CHAPTER VI
Left alone on the wild heath, I gave free current to my countless tears, relieving my heart from an ineffably weary weight. But I saw no bound, no outlet, no end to my intolerable misery, and I drank besides with savage thirst of the fresh poison which the unknown had poured into my wounds. When I called the image of Mina before my soul, and the dear, sweet form appeared pale and in tears, as I saw her last in my shame, then stepped, impudent and mocking, Rascal’s shadow between her and me; I covered my face and fled through the wild. Yet the hideous apparition left me not, but pursued me in my flight, till I sank breathless on the ground, and moistened it with a fresh torrent of tears.
And all for a shadow! And this shadow a pen-stroke could have obtained for me! I thought over the strange proposition and my refusal. All was chaos in me. I had no longer either discernment or faculty of comprehension.
The day went along. I stilled my hunger with wild fruits, my thirst in the nearest mountain stream. The night fell; I lay down beneath a tree. The damp morning awoke me out of a heavy sleep in which I heard myself rattle in the throat as in death. Bendel must have lost all trace of me, and it rejoiced me to think so. I would not return again amongst men before whom I fled in terror, like the timid game of the mountains. Thus I lived through three weary days.

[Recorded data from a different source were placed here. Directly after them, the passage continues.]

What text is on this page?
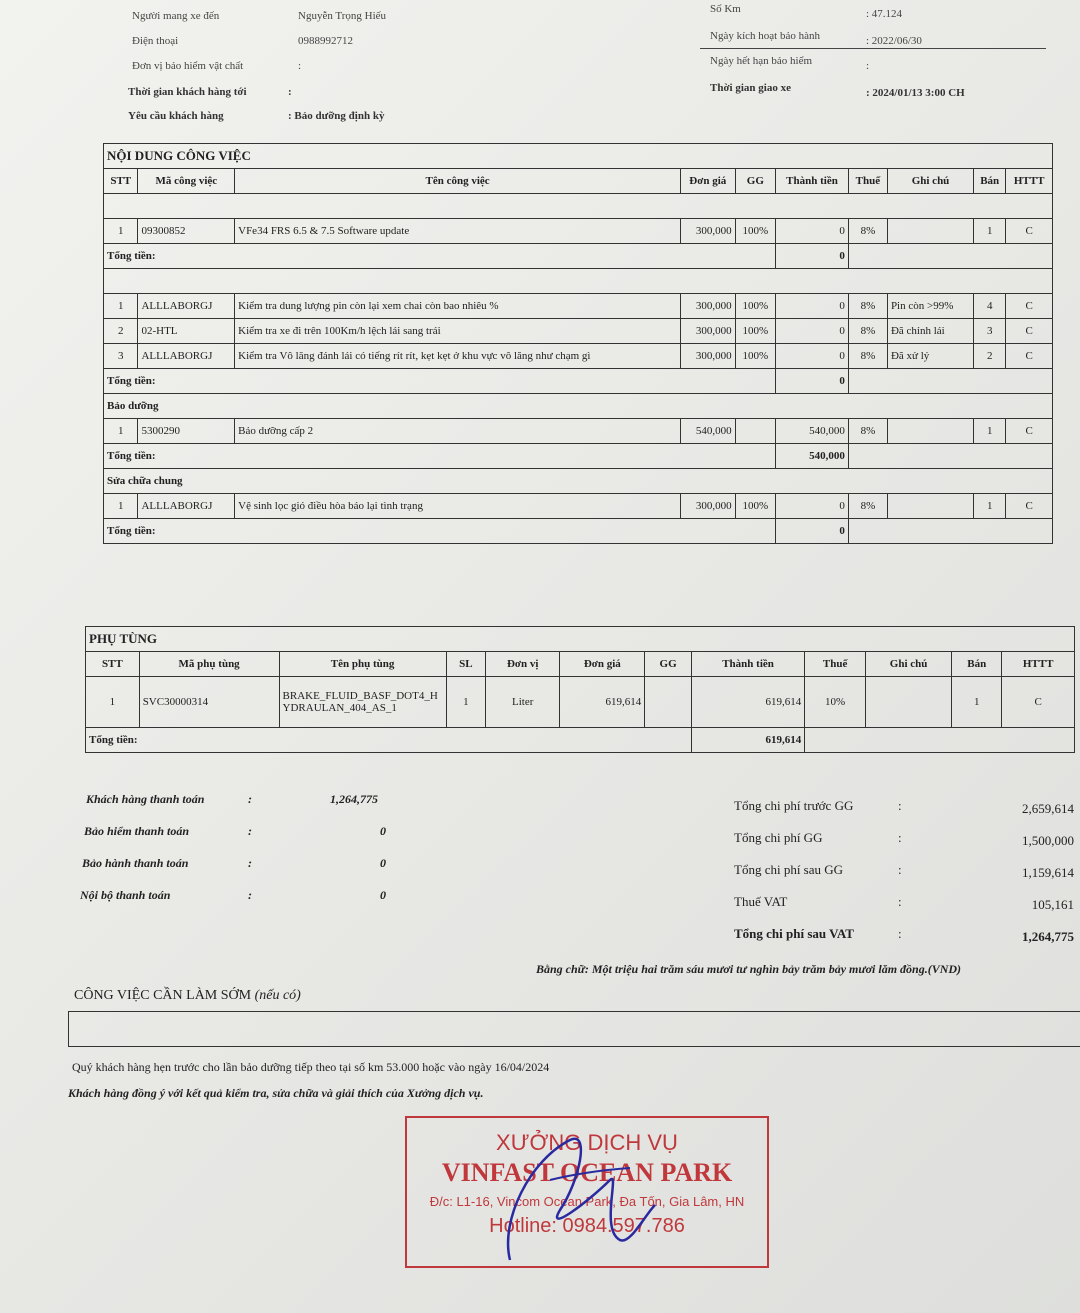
Người mang xe đến	Nguyễn Trọng Hiếu
Điện thoại	0988992712
Đơn vị bảo hiểm vật chất	:
Thời gian khách hàng tới	:
Yêu cầu khách hàng	: Bảo dưỡng định kỳ
Số Km	: 47.124
Ngày kích hoạt bảo hành	: 2022/06/30
Ngày hết hạn bảo hiểm	:
Thời gian giao xe	: 2024/01/13 3:00 CH
NỘI DUNG CÔNG VIỆC									
STT	Mã công việc	Tên công việc	Đơn giá	GG	Thành tiền	Thuế	Ghi chú	Bán	HTTT

1	09300852	VFe34 FRS 6.5 & 7.5 Software update	300,000	100%	0	8%		1	C
Tổng tiền:					0				

1	ALLLABORGJ	Kiểm tra dung lượng pin còn lại xem chai còn bao nhiêu %	300,000	100%	0	8%	Pin còn >99%	4	C
2	02-HTL	Kiểm tra xe đi trên 100Km/h lệch lái sang trái	300,000	100%	0	8%	Đã chỉnh lái	3	C
3	ALLLABORGJ	Kiểm tra Vô lăng đánh lái có tiếng rít rít, kẹt kẹt ở khu vực vô lăng như chạm gì	300,000	100%	0	8%	Đã xử lý	2	C
Tổng tiền:					0				
Bảo dưỡng									
1	5300290	Bảo dưỡng cấp 2	540,000		540,000	8%		1	C
Tổng tiền:					540,000				
Sửa chữa chung									
1	ALLLABORGJ	Vệ sinh lọc gió điều hòa báo lại tình trạng	300,000	100%	0	8%		1	C
Tổng tiền:					0				
PHỤ TÙNG											
STT	Mã phụ tùng	Tên phụ tùng	SL	Đơn vị	Đơn giá	GG	Thành tiền	Thuế	Ghi chú	Bán	HTTT
1	SVC30000314	BRAKE_FLUID_BASF_DOT4_HYDRAULAN_404_AS_1	1	Liter	619,614		619,614	10%		1	C
Tổng tiền:							619,614				
Khách hàng thanh toán	:	1,264,775
Bảo hiểm thanh toán	:	0
Bảo hành thanh toán	:	0
Nội bộ thanh toán	:	0
Tổng chi phí trước GG	:	2,659,614
Tổng chi phí GG	:	1,500,000
Tổng chi phí sau GG	:	1,159,614
Thuế VAT	:	105,161
Tổng chi phí sau VAT	:	1,264,775
Bằng chữ: Một triệu hai trăm sáu mươi tư nghìn bảy trăm bảy mươi lăm đồng.(VND)
CÔNG VIỆC CẦN LÀM SỚM (nếu có)
Quý khách hàng hẹn trước cho lần bảo dưỡng tiếp theo tại số km 53.000 hoặc vào ngày 16/04/2024
Khách hàng đồng ý với kết quả kiểm tra, sửa chữa và giải thích của Xưởng dịch vụ.
XƯỞNG DỊCH VỤ
VINFAST OCEAN PARK
Đ/c: L1-16, Vincom Ocean Park, Đa Tốn, Gia Lâm, HN
Hotline: 0984.597.786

On the fourth morning I found myself on a sandy plain bright with the sun, and sat on a rock in its beams, for I loved now to enjoy its long-withheld countenance. I silently fed my heart with its despair. A light rustle startled me. Ready for flight I threw round me a hurried glance; I saw no one, but in the sunny sand there glided past me a human shadow, not unlike my own, which, wandering there alone, seemed to have escaped from its possessor. There awoke in me a mighty yearning. “Shadow,” said I, “dost thou seek thy master? I will be he,” and I sprang forward to seize it. I thought that if I succeeded in treading on it so that its feet touched mine, it probably would remain hanging there, and in time accommodate itself to me.